George Orwell’s 1984 envisioned a world in which we have already reached this point in history. Here, the “proles” are entertained by books produced by machines. Perhaps unfortunately – depending on your point of view – such a future may not be far away.
Professor Philip Parker, of Insead Business School, has created software that has generated 200,000 books, with over 100,000 of these titles available on Amazon. He notes: “A computer works very well with rules and the most obvious way is poetry.”
“We did a blind test between a Shakespearean sonnet and one that the computer had written. A majority of people surveyed preferred ours,” Professor Parker added. “That’s not to say it was better, but it was what people preferred.”
Writer as algorithm
The algorithms at the heart of Professor Parker’s software have also inspired a new suite of writing software that threatens to compete with journalists for the already minimal numbers of jobs going within the news and media industries.
Startup company Narrative Science creates articles without a human doing the writing.
With 30 clients for its articles already, written automatically by a machine collating data and writing “rich narrative content” from it, the death of the journalist has been mentioned in more than one speculative column.

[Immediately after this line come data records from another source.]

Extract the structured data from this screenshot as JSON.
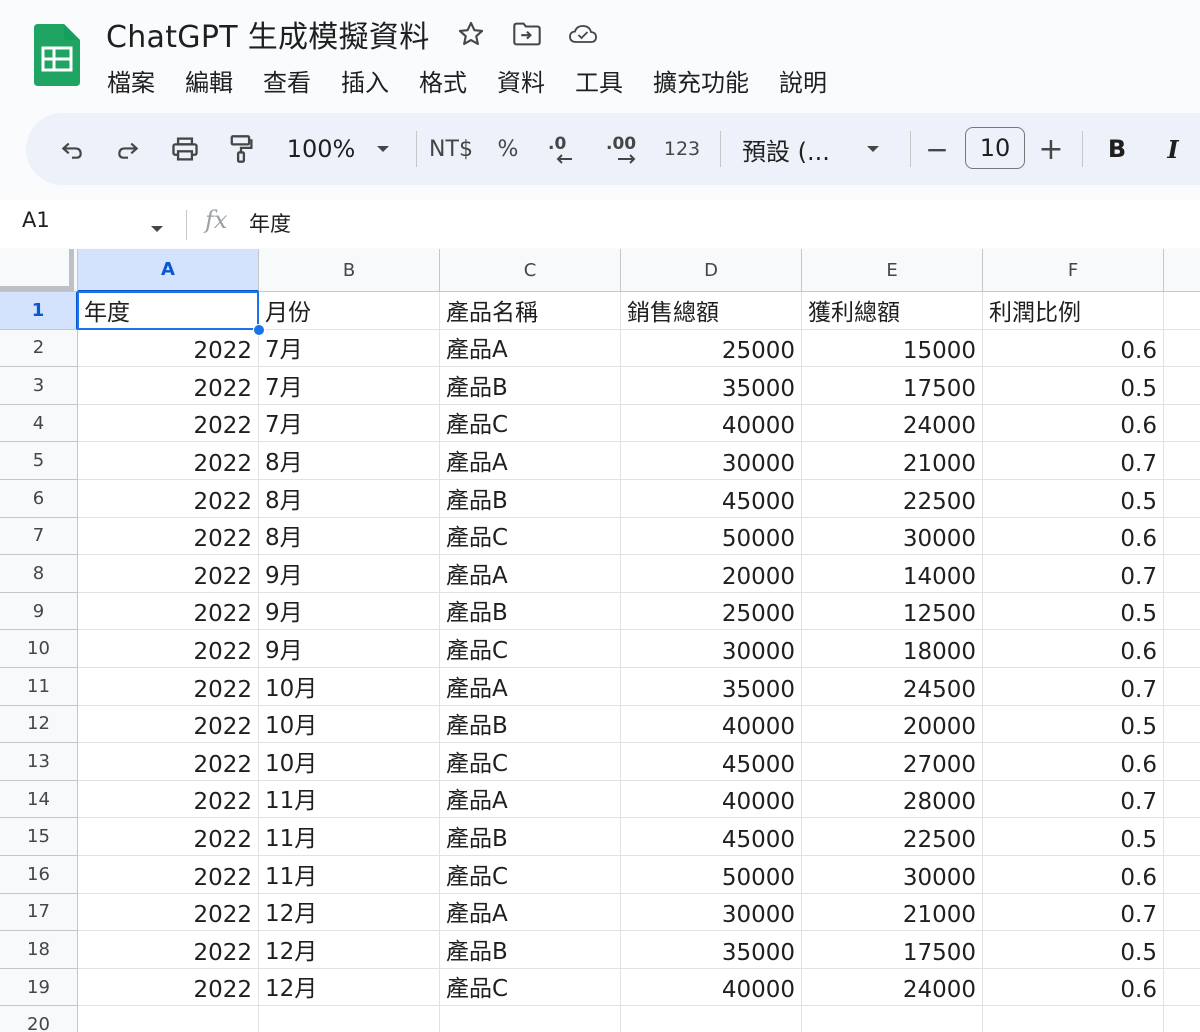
{
  "app": {
    "doc_title": "ChatGPT 生成模擬資料",
    "title_icons": [
      "star-icon",
      "move-to-folder-icon",
      "cloud-saved-icon"
    ],
    "menu": [
      "檔案",
      "編輯",
      "查看",
      "插入",
      "格式",
      "資料",
      "工具",
      "擴充功能",
      "說明"
    ]
  },
  "toolbar": {
    "zoom": "100%",
    "currency": "NT$",
    "percent": "%",
    "decimal_decrease": ".0",
    "decimal_increase": ".00",
    "number_format": "123",
    "font_name": "預設 (...",
    "font_size": "10",
    "minus": "−",
    "plus": "+",
    "bold": "B",
    "italic": "I"
  },
  "formula_bar": {
    "cell_ref": "A1",
    "fx": "fx",
    "content": "年度"
  },
  "sheet": {
    "columns": [
      "A",
      "B",
      "C",
      "D",
      "E",
      "F"
    ],
    "row_numbers": [
      "1",
      "2",
      "3",
      "4",
      "5",
      "6",
      "7",
      "8",
      "9",
      "10",
      "11",
      "12",
      "13",
      "14",
      "15",
      "16",
      "17",
      "18",
      "19",
      "20"
    ],
    "selected_cell": "A1",
    "rows": [
      [
        "年度",
        "月份",
        "產品名稱",
        "銷售總額",
        "獲利總額",
        "利潤比例"
      ],
      [
        "2022",
        "7月",
        "產品A",
        "25000",
        "15000",
        "0.6"
      ],
      [
        "2022",
        "7月",
        "產品B",
        "35000",
        "17500",
        "0.5"
      ],
      [
        "2022",
        "7月",
        "產品C",
        "40000",
        "24000",
        "0.6"
      ],
      [
        "2022",
        "8月",
        "產品A",
        "30000",
        "21000",
        "0.7"
      ],
      [
        "2022",
        "8月",
        "產品B",
        "45000",
        "22500",
        "0.5"
      ],
      [
        "2022",
        "8月",
        "產品C",
        "50000",
        "30000",
        "0.6"
      ],
      [
        "2022",
        "9月",
        "產品A",
        "20000",
        "14000",
        "0.7"
      ],
      [
        "2022",
        "9月",
        "產品B",
        "25000",
        "12500",
        "0.5"
      ],
      [
        "2022",
        "9月",
        "產品C",
        "30000",
        "18000",
        "0.6"
      ],
      [
        "2022",
        "10月",
        "產品A",
        "35000",
        "24500",
        "0.7"
      ],
      [
        "2022",
        "10月",
        "產品B",
        "40000",
        "20000",
        "0.5"
      ],
      [
        "2022",
        "10月",
        "產品C",
        "45000",
        "27000",
        "0.6"
      ],
      [
        "2022",
        "11月",
        "產品A",
        "40000",
        "28000",
        "0.7"
      ],
      [
        "2022",
        "11月",
        "產品B",
        "45000",
        "22500",
        "0.5"
      ],
      [
        "2022",
        "11月",
        "產品C",
        "50000",
        "30000",
        "0.6"
      ],
      [
        "2022",
        "12月",
        "產品A",
        "30000",
        "21000",
        "0.7"
      ],
      [
        "2022",
        "12月",
        "產品B",
        "35000",
        "17500",
        "0.5"
      ],
      [
        "2022",
        "12月",
        "產品C",
        "40000",
        "24000",
        "0.6"
      ],
      [
        "",
        "",
        "",
        "",
        "",
        ""
      ]
    ]
  }
}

Business news site Forbes is using the service for a number of pieces each weekday.
More questions than answers?
What this illustrates is the extent to which digital technology represents a force of change for writers of all ilk and forms. Some writers will no-doubt realise potential opportunities created by the emergence of new technologies. Think, for instance, of Iain Pears’s new novel, Arcadia – a 600 page hardback that works in close conjunction with an app of the same name. Or else Melville House’s line of “illuminated” novels with QR codes that lead to extra digital content. Or alternatively, Picador’s “The Kills” – a 2013 “digital first” thriller that links to online films from the characters’ points of views.
But perhaps an issue with these examples is that they all utilise technology under the assumption that the human being remains in control. Here, poets, novelists, publishing houses and media groups embrace these tools as enablers, but do not consider where the future is heading. How long before all the news stories we read have been written by machines? How long before we are all reading pre-programmed novels created by robots? How long before studentds are studying the poetry of AI-8976R, or the HAL-9000, instead of Blake and Shakespeare? And what would this mean for our culture?
These questions remain purely hypothetical. Yet as technology develops, we must begin to consider how we can answer them.